University of Queensland researchers are undertaking a world leading study into the prediction and subsequent modelling of urban fires.

Dr Jonathan Corcoran’s research, supported by a three-year Australian Research Council Linkage Grant, aims to enhance the response strategies of fire departments through modelling and mapping emergency service calls.

It is the first time research has been undertaken in Australia on disaggregated fire incident data to comprehensively address urban fire issues using geographical techniques.

“The study would be impossible without the on-going support and collaboration from Queensland Fire & Rescue Service (QFRS)," said Dr Corcoran, of UQ's School of Geography, Planning and Environmental Management.

"The research aims to answer whether disadvantaged areas are at an elevated risk of fire, if weather conditions and fire incidence are related, whether the risk of fire is greater on a public holiday or long weekend and whether Australia’s smoke alarm policy has affected patterns.”

Judy Newton, from QFRS said it was "very exciting" for Qld Fire and Rescue Service to be involved in this project as it had the potential to assist in a number of areas, such as planning and community education, in both the short and long term.

“While it does appear that suspicious and hoax fires have a higher density in traditionally disadvantaged neighbourhoods, they also show seasonal variation," Dr Corcoran said.

"Our ongoing research aims to develop and apply advanced mapping techniques to better understand their dynamics.”

He said it had long been clear that outdoor fires were more likely during dry conditions and residential fires were more likely to occur in winter. However, there was no clear relationship between rainfall and residential fires.

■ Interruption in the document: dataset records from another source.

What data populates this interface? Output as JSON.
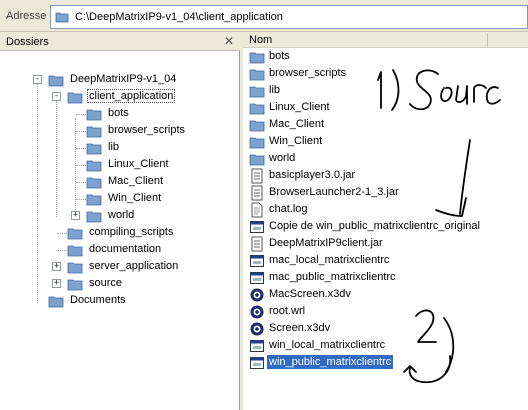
{
  "address_bar": {
    "label": "Adresse",
    "path": "C:\\DeepMatrixIP9-v1_04\\client_application"
  },
  "folders_pane": {
    "title": "Dossiers",
    "tree": [
      {
        "label": "DeepMatrixIP9-v1_04",
        "expander": "-"
      },
      {
        "label": "client_application",
        "expander": "-",
        "selected": true
      },
      {
        "label": "bots"
      },
      {
        "label": "browser_scripts"
      },
      {
        "label": "lib"
      },
      {
        "label": "Linux_Client"
      },
      {
        "label": "Mac_Client"
      },
      {
        "label": "Win_Client"
      },
      {
        "label": "world",
        "expander": "+"
      },
      {
        "label": "compiling_scripts"
      },
      {
        "label": "documentation"
      },
      {
        "label": "server_application",
        "expander": "+"
      },
      {
        "label": "source",
        "expander": "+"
      },
      {
        "label": "Documents"
      }
    ]
  },
  "files_pane": {
    "column_name": "Nom",
    "files": [
      {
        "name": "bots",
        "icon": "folder-icon"
      },
      {
        "name": "browser_scripts",
        "icon": "folder-icon"
      },
      {
        "name": "lib",
        "icon": "folder-icon"
      },
      {
        "name": "Linux_Client",
        "icon": "folder-icon"
      },
      {
        "name": "Mac_Client",
        "icon": "folder-icon"
      },
      {
        "name": "Win_Client",
        "icon": "folder-icon"
      },
      {
        "name": "world",
        "icon": "folder-icon"
      },
      {
        "name": "basicplayer3.0.jar",
        "icon": "jar-icon"
      },
      {
        "name": "BrowserLauncher2-1_3.jar",
        "icon": "jar-icon"
      },
      {
        "name": "chat.log",
        "icon": "text-file-icon"
      },
      {
        "name": "Copie de win_public_matrixclientrc_original",
        "icon": "window-file-icon"
      },
      {
        "name": "DeepMatrixIP9client.jar",
        "icon": "jar-icon"
      },
      {
        "name": "mac_local_matrixclientrc",
        "icon": "window-file-icon"
      },
      {
        "name": "mac_public_matrixclientrc",
        "icon": "window-file-icon"
      },
      {
        "name": "MacScreen.x3dv",
        "icon": "x3d-icon"
      },
      {
        "name": "root.wrl",
        "icon": "x3d-icon"
      },
      {
        "name": "Screen.x3dv",
        "icon": "x3d-icon"
      },
      {
        "name": "win_local_matrixclientrc",
        "icon": "window-file-icon"
      },
      {
        "name": "win_public_matrixclientrc",
        "icon": "window-file-icon",
        "selected": true
      }
    ]
  },
  "annotations": {
    "note_1": "1) Source",
    "note_2": "2)",
    "ink_color": "#000000"
  }
}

It would come as no surprise that fire risk of all incident types investigated (household, vehicle, outdoor, suspicious fires and hoax calls) increased during the school holidays. The largest increase was for outdoor fires - an extra five fires per day- which represented an increase of 28 percent.

The population of South-East Queensland is likely to grow from a 2006 total of 2.6 million to around 4.4 million by 2031 and those people are likely to be living in closer proximity to one another.

Dr Corcoran's study will examine how this growth would impact on our fire services.